Mas… No dia seguinte, depois de cortar o dedo na faca de pão, ao entrar em desespero achando que eu ia morrer, minha mãe tentava me acalmar e segurar enquanto minha avó ligava a torneira e empurrava minha mão pra debaixo da água, na tentativa de lavar o sangueiro todo. Minhas tias olhavam a cena e eu achava de verdade que nunca mais voltaria a vê-las, que estava prestes a deixar as brincadeiras da rua e veria, numa fração de segundos, meu fantasma ir para algum lugar que eu ainda não era capaz de saber se seria bom ou não.
Apesar de nunca ter feito nada aparentemente muito errado, já tinha dúvidas se meu destino seria o céu ou o inferno e se alguma das minhas malcriações ou pirraças infantis poderiam ser interpretadas como feridas na alma. Como eu não sabia de nada, só me restava experimentar as novidades dos sentimentos como a culpa e os questionamentos sobre a brevidade do corpo e como lidar com as emoções.
Quando o corte estancou e eu vi que não morri, apesar de ter soluçado todo o resto do dia e sentido muito, muito medo… Percebi que alguns cortes são menos profundos do que parecem na hora que o sangue se mistura com a água corrente e as nossas lágrimas. Minha mãe chorou comigo naquele dia, de tanto que me viu sentida. E pediu que eu me tornasse uma moça mais forte, menos chorona. Já, minha avó, profetizou o tempo de todos os meus processos de cura…
– Daqui dois anos você nem vai mais lembrar que isso aconteceu, nem vai reparar na cicatriz e vai rir desse escândalo horroroso que acabou de fazer. Ouça sua mãe e seja forte. É importante se machucar…

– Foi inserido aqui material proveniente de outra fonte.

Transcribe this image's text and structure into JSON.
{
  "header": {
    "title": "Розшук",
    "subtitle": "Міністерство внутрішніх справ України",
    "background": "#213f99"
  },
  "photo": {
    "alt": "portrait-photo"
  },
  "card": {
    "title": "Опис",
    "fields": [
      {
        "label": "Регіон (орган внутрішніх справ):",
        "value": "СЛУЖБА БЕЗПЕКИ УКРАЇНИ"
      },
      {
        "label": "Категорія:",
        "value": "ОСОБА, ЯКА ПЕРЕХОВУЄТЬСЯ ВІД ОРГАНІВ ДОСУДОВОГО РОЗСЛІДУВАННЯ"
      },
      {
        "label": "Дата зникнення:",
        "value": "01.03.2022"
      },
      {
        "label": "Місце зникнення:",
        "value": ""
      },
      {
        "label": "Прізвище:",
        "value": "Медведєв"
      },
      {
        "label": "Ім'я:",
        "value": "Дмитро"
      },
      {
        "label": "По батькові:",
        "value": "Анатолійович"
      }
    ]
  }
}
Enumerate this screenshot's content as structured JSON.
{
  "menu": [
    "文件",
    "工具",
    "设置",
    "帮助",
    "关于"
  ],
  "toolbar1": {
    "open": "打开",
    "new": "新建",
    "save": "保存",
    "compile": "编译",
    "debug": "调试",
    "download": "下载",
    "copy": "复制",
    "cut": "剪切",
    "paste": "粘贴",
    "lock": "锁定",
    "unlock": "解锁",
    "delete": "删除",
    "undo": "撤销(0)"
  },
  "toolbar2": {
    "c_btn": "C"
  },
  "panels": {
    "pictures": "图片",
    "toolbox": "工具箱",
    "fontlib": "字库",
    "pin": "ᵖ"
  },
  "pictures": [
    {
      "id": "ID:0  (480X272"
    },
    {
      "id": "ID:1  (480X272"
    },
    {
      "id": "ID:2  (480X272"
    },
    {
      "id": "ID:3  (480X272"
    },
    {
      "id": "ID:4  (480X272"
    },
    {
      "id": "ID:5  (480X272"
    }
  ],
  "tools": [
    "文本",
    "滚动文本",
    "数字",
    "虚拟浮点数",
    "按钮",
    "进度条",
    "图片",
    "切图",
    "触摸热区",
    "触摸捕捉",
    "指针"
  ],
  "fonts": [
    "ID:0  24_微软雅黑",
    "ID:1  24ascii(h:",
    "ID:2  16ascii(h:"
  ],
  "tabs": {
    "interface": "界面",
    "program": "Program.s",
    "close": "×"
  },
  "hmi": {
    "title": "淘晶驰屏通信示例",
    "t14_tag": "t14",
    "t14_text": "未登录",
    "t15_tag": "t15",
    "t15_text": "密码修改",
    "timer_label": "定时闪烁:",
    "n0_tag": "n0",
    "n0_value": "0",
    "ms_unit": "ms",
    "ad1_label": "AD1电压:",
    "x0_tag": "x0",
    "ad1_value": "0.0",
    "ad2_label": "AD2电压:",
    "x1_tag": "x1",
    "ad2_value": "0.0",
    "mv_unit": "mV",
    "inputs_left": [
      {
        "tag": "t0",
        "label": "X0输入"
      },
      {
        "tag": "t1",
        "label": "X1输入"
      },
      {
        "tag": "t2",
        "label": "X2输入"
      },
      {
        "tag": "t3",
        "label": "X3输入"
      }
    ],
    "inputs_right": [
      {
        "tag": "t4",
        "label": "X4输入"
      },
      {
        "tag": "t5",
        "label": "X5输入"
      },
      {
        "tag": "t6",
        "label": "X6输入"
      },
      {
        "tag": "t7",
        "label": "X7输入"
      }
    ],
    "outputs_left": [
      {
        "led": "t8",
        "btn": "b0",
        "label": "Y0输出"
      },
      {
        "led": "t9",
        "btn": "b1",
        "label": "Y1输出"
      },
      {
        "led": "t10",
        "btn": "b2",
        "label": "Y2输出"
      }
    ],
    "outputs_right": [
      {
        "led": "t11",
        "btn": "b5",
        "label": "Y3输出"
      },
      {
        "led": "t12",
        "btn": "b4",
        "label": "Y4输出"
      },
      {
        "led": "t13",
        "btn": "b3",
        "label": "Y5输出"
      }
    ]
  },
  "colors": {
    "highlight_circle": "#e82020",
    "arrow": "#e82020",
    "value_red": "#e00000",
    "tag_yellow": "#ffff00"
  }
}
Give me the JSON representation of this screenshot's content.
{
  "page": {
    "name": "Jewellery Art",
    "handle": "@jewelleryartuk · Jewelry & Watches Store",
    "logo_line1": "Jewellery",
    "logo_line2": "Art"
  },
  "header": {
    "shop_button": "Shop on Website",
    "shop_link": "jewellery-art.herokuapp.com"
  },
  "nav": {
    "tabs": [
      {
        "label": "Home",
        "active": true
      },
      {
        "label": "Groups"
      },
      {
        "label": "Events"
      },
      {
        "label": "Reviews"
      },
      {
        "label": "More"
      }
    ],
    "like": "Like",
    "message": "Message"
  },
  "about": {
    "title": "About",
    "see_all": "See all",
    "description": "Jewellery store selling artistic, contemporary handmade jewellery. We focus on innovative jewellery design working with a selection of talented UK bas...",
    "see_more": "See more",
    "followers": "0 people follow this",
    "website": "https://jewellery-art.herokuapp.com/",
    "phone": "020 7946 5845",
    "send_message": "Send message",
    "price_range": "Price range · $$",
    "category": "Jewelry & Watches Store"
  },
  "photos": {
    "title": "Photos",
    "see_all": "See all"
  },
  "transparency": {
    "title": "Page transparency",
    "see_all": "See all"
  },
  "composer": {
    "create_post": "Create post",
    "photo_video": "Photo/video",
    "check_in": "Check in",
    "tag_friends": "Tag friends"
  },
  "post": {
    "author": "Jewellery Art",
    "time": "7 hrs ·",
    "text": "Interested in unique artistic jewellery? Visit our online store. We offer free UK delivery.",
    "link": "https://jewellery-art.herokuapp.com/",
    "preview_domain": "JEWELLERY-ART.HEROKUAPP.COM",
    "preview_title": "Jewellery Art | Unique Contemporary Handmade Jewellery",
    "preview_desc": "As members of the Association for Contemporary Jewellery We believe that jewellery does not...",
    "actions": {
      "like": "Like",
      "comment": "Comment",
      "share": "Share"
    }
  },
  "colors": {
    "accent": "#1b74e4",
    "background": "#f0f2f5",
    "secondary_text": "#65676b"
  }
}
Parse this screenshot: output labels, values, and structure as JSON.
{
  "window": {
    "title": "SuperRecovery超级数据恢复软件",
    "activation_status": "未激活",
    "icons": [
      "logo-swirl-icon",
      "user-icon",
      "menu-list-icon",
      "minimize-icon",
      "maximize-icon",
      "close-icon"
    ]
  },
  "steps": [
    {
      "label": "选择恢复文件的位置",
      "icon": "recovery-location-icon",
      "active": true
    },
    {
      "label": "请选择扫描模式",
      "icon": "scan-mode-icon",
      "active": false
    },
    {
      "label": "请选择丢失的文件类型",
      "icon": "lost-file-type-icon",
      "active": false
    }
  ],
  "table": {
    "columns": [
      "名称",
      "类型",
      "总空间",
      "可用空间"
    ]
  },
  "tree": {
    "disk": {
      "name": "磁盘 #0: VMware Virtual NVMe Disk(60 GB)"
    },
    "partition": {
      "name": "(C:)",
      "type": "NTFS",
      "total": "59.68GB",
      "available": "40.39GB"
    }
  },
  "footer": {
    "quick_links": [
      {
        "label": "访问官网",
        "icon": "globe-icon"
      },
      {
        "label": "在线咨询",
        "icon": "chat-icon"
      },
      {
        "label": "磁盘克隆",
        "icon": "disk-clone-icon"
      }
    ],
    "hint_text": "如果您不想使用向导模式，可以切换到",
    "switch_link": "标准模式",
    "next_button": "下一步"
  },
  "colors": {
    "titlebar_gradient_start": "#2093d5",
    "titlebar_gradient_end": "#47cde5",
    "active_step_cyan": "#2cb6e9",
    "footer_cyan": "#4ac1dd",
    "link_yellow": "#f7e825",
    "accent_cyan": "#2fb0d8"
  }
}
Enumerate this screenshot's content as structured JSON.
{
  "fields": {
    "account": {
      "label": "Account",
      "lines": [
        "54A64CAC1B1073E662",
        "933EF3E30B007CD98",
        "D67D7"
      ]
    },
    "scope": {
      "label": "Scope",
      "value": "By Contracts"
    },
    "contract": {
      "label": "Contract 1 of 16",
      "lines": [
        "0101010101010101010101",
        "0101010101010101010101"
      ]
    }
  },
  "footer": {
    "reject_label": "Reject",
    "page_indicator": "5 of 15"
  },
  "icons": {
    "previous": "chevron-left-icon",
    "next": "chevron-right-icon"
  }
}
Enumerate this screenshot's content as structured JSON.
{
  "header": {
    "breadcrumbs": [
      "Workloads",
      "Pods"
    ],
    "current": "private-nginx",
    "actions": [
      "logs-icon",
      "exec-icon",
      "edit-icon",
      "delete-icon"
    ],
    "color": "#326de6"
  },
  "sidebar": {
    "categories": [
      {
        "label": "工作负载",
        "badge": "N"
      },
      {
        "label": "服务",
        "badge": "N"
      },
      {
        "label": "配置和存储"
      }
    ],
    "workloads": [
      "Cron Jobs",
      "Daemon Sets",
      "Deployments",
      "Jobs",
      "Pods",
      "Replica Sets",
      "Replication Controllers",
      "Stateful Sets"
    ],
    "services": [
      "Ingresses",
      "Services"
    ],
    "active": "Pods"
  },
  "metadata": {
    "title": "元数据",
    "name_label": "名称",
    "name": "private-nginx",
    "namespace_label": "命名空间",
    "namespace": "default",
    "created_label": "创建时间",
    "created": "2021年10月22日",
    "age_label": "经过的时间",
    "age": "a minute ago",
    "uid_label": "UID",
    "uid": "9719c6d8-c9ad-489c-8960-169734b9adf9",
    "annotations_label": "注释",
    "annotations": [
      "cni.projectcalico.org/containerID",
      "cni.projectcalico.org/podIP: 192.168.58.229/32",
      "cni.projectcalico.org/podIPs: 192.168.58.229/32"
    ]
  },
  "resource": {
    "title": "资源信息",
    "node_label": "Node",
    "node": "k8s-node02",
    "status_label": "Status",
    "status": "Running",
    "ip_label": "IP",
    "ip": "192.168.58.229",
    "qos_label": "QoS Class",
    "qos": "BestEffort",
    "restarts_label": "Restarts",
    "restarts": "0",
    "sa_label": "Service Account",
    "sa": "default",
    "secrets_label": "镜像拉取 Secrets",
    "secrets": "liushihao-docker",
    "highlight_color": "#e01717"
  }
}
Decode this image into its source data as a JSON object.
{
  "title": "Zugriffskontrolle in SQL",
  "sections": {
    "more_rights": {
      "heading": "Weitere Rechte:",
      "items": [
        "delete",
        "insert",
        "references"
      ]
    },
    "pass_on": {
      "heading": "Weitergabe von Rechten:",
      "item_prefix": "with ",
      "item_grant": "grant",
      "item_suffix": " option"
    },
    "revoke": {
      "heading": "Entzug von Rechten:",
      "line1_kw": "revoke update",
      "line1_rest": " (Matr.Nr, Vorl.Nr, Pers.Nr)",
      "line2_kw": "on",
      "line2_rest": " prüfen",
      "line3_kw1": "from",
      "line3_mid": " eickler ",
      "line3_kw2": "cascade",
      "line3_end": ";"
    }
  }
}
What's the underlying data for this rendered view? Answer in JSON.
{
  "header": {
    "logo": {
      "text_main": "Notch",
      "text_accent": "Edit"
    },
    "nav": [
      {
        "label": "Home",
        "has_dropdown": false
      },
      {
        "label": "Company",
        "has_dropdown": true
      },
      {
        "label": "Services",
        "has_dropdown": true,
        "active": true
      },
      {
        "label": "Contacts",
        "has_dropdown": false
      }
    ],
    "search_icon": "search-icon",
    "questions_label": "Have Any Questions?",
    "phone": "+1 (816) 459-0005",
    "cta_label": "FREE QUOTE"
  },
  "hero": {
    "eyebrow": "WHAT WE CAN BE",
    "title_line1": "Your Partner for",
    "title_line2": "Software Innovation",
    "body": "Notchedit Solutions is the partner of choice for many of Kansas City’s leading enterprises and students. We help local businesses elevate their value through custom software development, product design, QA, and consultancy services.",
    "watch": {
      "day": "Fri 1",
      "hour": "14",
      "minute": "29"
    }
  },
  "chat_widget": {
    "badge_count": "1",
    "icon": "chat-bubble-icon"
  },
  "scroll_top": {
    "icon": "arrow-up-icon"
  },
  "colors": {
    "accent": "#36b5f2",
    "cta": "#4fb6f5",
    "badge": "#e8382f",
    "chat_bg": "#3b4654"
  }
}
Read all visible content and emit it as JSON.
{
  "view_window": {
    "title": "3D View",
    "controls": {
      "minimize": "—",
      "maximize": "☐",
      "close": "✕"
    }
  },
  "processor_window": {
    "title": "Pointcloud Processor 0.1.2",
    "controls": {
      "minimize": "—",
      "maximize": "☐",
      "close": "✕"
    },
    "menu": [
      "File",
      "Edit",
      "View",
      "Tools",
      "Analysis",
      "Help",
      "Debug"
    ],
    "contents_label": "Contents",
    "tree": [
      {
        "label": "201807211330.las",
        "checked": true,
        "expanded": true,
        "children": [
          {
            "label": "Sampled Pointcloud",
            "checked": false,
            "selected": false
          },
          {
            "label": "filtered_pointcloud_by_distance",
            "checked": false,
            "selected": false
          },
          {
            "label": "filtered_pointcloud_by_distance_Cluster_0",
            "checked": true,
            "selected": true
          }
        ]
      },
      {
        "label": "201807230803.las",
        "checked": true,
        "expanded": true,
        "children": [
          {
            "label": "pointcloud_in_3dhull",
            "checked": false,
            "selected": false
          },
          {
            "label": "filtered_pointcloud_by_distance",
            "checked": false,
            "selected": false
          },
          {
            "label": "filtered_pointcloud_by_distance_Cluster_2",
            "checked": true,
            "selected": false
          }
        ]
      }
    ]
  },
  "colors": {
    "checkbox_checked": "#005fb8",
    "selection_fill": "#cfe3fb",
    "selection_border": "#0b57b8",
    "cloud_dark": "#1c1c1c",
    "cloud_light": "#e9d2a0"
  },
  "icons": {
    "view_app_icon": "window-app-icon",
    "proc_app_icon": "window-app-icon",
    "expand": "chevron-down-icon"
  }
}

– Mas eu não quero morrer!
– E eu não quero que você seja covarde. Não vai ser um machucadinho qualquer que vai te matar.
– Vai sim!
– Não vai. Isso é mimo. Ser uma garotinha mimada é uma falha dos pais, mas tornar-se uma mulher mimada será uma falha sua. Você vai querer ser assim quando crescer?
Desligada que sou, me cortei diversas vezes depois daquele dia, chorei um pouco menos, mas nunca deixei de chorar toda vez que me machucava ou sentia medo ou perdia alguém pra vida ou pra morte. Nunca me senti forte, não consegui evitar alguns escândalos, mas disfarcei o suficiente pra não ver minha mãe chorando junto comigo ou deixar minha avó a par das minhas falhas de caráter. Percebi que os cortes doem mais na hora, que a dor passa, mas é ilusão achar que não vai doer mais um pouquinho nos dias seguintes. Aprendi que até cicatrizar é melhor deixar as facas de lado pra não correr o risco de sofrer de dor com um corte em cima do outro. E que a cicatriz pode ficar bem feia por um tempo, mas realmente se torna parte do nosso corpo em pouco menos de dois anos. Algumas mais largas, outras quase invisíveis, mas todas elas com uma história de vida ou de morte, de céu ou inferno, de família ou fantasma e um único remédio: aconteça o que acontecer, não esquecer de encher a alma de soluções antissépticas e rezar pra ela ter experimentado tudo o que precisava para – um dia – escapar pelo nosso nariz e se mandar direto para o céu.
Essa tia é muito mal educada, e a menina bem que podia deichar de ser mimada, mas ela não teve culpa de chorar ela não sabia que ficaria viva, mas mesmo assim tem que ser bem educada e deichar de chorar a toa e ser tão mimada.
Que tia mal educada, ficar assustando e chingando a menininha de 5 anos, mas ela tambem tem que deichar de chorar tanto e de ser tão minada, mas o corte com a faca de pão ela ela não teve culpa de achar que ia morrer ela achava que qualquer corte a mataria e estava mal informada sobre o que é a morte, sem contar o erro dos pais delas ao criala tão minada, isso tudo não aconteceria se a tia dela não a tivesse levado para ver o acidente, a culpa é dela :D.
Gostei muito do video pois falava da infancia e a natureza, brincadeira no balanço.
6 A – Aluna Nataly
eu adoro textos assim… que começam falando de uma coisa e, de forma incrível, terminam falando exatamente sobre a mesma coisa, mas com outro sentido. lindo!